The Government have sold half of the 30% stake they retained in Royal Mail plc, at a price of 500p per share.
The sale has raised £750 million, which will be used to reduce public debt.
Following independent financial advice, the Government decided that yesterday was a good opportunity to realise value for money from a sale of part of their remaining shareholding in Royal Mail. The shares were sold through an accelerated bookbuild process which enabled the Government to take advantage of the current favourable market conditions. The sale was launched yesterday after the financial markets closed.
Royal Mail has demonstrated that it can thrive in the private sector. It now has the ability to access the funds it needs to ensure that it has a sustainable future and can adapt to the changes in the postal market.
The universal postal service will continue to be protected by the regulatory regime set out in the Postal Services Act 2011. Ofcom has been given a primary duty to ensure that the universal postal service is maintained and the regulatory tools to intervene if it is under threat.

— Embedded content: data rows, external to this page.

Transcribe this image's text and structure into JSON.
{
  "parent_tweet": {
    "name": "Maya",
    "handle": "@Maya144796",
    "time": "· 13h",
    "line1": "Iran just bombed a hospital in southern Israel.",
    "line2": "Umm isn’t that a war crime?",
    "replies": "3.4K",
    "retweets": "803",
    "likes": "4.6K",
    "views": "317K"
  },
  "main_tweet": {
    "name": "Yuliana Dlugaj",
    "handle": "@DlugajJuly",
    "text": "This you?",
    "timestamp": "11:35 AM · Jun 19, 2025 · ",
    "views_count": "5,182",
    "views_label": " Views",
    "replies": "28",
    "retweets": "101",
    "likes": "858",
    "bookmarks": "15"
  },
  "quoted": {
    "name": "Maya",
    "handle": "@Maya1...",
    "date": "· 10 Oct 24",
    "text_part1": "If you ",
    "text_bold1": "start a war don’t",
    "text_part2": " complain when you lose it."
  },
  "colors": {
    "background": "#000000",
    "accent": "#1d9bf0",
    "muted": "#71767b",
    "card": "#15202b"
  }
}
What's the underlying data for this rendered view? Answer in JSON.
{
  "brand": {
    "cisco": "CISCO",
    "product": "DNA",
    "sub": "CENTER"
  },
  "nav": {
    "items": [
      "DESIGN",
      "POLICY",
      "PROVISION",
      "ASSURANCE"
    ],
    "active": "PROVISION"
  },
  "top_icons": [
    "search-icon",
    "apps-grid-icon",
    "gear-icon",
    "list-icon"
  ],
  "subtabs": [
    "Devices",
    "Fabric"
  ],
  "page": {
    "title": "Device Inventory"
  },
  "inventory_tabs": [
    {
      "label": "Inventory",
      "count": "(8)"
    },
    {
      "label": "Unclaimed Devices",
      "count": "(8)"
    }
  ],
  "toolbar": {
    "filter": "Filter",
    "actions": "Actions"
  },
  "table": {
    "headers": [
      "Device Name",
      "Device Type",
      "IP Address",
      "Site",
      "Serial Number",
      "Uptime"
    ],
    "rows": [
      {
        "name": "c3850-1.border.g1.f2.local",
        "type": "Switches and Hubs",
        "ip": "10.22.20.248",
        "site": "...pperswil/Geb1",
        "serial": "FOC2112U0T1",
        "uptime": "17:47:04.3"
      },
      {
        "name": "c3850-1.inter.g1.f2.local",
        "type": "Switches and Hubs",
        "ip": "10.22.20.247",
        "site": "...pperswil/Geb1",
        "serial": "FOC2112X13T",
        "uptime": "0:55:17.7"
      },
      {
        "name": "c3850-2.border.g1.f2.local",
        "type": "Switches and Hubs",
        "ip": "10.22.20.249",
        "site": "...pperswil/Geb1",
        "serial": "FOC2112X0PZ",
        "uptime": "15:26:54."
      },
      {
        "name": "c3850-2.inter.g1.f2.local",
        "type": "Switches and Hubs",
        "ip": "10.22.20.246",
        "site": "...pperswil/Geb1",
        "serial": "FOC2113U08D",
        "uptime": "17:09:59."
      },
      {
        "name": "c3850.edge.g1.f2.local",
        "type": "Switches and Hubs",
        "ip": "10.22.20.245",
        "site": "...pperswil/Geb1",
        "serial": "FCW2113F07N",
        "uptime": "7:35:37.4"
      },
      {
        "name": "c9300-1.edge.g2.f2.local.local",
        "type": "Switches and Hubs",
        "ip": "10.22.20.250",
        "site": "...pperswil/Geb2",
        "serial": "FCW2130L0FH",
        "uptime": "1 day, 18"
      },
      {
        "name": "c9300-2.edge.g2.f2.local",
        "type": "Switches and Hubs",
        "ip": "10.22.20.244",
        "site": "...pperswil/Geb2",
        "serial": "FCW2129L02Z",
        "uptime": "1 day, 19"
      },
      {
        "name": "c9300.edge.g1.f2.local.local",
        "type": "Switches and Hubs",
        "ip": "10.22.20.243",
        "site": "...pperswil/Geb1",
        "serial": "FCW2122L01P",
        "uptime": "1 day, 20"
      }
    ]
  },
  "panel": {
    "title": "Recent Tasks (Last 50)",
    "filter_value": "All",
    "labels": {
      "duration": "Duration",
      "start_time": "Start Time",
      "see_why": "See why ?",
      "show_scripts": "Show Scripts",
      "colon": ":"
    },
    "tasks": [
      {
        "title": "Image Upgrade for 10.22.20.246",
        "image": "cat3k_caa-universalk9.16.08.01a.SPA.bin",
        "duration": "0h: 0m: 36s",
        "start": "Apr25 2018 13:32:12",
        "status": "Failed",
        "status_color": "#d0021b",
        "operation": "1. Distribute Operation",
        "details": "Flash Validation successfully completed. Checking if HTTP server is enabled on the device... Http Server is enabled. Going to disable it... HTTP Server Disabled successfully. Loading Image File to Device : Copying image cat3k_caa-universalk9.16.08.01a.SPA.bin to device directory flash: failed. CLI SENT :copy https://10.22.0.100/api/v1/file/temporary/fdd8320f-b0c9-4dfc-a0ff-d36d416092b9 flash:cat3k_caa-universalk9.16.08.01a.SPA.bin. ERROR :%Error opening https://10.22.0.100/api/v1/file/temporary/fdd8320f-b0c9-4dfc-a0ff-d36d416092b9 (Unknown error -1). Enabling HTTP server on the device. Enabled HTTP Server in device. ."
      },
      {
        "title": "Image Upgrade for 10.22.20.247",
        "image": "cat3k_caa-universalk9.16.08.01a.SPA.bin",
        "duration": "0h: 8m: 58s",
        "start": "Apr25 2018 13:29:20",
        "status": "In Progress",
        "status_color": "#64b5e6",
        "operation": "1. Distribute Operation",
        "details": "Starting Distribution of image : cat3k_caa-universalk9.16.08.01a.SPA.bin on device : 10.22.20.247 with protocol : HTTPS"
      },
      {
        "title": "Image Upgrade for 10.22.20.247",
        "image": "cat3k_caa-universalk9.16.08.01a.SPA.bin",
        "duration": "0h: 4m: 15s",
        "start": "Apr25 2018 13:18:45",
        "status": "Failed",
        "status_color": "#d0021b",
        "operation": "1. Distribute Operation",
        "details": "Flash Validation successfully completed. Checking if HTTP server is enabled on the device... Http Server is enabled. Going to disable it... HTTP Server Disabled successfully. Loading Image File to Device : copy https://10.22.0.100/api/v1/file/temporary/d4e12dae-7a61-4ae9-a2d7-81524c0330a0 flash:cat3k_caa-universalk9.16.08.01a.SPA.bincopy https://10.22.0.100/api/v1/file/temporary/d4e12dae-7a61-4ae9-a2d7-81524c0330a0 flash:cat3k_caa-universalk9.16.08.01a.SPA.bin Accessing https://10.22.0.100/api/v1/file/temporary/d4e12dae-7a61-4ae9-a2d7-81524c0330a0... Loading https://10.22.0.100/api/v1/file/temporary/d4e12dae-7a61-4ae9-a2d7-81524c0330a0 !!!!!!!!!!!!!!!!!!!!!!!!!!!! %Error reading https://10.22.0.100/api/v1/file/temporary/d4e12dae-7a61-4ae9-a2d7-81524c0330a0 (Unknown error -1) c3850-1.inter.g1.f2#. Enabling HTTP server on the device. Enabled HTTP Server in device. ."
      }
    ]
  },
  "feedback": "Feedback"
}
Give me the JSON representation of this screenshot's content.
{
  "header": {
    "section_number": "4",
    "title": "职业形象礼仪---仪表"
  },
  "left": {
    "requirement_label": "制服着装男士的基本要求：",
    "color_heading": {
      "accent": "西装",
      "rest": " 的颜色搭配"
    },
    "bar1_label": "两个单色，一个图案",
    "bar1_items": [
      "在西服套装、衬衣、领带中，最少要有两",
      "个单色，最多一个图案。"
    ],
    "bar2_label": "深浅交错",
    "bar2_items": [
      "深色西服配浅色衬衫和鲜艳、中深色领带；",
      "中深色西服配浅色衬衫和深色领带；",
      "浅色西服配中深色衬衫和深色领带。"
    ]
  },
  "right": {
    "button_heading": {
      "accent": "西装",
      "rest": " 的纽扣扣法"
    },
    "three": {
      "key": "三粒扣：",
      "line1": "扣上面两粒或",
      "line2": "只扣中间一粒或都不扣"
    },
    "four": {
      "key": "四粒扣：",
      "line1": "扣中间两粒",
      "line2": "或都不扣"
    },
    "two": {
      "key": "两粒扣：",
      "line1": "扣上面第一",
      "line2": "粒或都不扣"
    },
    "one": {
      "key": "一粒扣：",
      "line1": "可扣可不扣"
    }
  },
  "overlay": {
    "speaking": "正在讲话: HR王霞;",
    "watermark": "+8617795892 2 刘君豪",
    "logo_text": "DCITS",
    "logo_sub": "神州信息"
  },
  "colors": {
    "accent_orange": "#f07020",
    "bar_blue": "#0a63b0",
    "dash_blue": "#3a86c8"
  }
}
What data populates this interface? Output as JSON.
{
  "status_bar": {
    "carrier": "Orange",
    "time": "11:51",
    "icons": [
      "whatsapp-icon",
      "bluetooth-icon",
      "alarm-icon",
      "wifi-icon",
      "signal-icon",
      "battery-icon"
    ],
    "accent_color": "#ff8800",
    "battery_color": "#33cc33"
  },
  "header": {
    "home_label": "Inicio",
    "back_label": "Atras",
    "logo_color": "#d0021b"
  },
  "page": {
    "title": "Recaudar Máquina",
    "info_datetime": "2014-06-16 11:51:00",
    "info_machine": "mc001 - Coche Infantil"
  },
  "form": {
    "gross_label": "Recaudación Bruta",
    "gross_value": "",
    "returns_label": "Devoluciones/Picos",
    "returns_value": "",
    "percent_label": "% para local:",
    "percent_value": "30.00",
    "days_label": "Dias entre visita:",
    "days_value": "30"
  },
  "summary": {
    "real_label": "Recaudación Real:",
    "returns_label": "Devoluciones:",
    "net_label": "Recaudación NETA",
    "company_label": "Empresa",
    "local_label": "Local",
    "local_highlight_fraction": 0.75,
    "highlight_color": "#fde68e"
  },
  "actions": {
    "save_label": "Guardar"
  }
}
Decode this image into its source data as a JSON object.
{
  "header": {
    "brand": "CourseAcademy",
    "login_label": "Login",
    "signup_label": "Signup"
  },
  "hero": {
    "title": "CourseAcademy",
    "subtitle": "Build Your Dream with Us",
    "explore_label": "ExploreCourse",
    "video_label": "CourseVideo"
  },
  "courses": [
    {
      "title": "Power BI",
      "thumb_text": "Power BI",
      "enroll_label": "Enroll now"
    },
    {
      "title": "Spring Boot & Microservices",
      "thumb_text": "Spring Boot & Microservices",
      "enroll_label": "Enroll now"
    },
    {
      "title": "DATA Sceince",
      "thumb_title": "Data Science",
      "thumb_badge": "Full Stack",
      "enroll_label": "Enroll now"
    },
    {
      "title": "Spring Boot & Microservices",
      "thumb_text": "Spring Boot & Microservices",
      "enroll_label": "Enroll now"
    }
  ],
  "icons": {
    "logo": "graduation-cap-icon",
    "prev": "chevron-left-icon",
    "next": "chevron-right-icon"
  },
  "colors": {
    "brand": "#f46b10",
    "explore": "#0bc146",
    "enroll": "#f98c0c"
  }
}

In addition, building on the success of the initial scheme, and in recognition of their work in turning around the Royal Mail, the Government intends to gift up to 1% of the shares of the company to Royal Mail’s UK employees. These shares will come from Government’s remaining holding and they will be subject to sales restrictions.
This builds on the 10% of the total shares in the company that were awarded to Royal Mail employees as part of the 2013 flotation.
The Government see no policy reason to keep their remaining stake in Royal Mail.
Post Office Ltd, which operates the network of branches throughout the UK, remains wholly owned by Government and was separated from Royal Mail in April 2012. The relationship between the Post Office and Royal Mail is a commercial one and a 10-year contract for the delivery of Royal Mail services through post offices was put in place in 2012.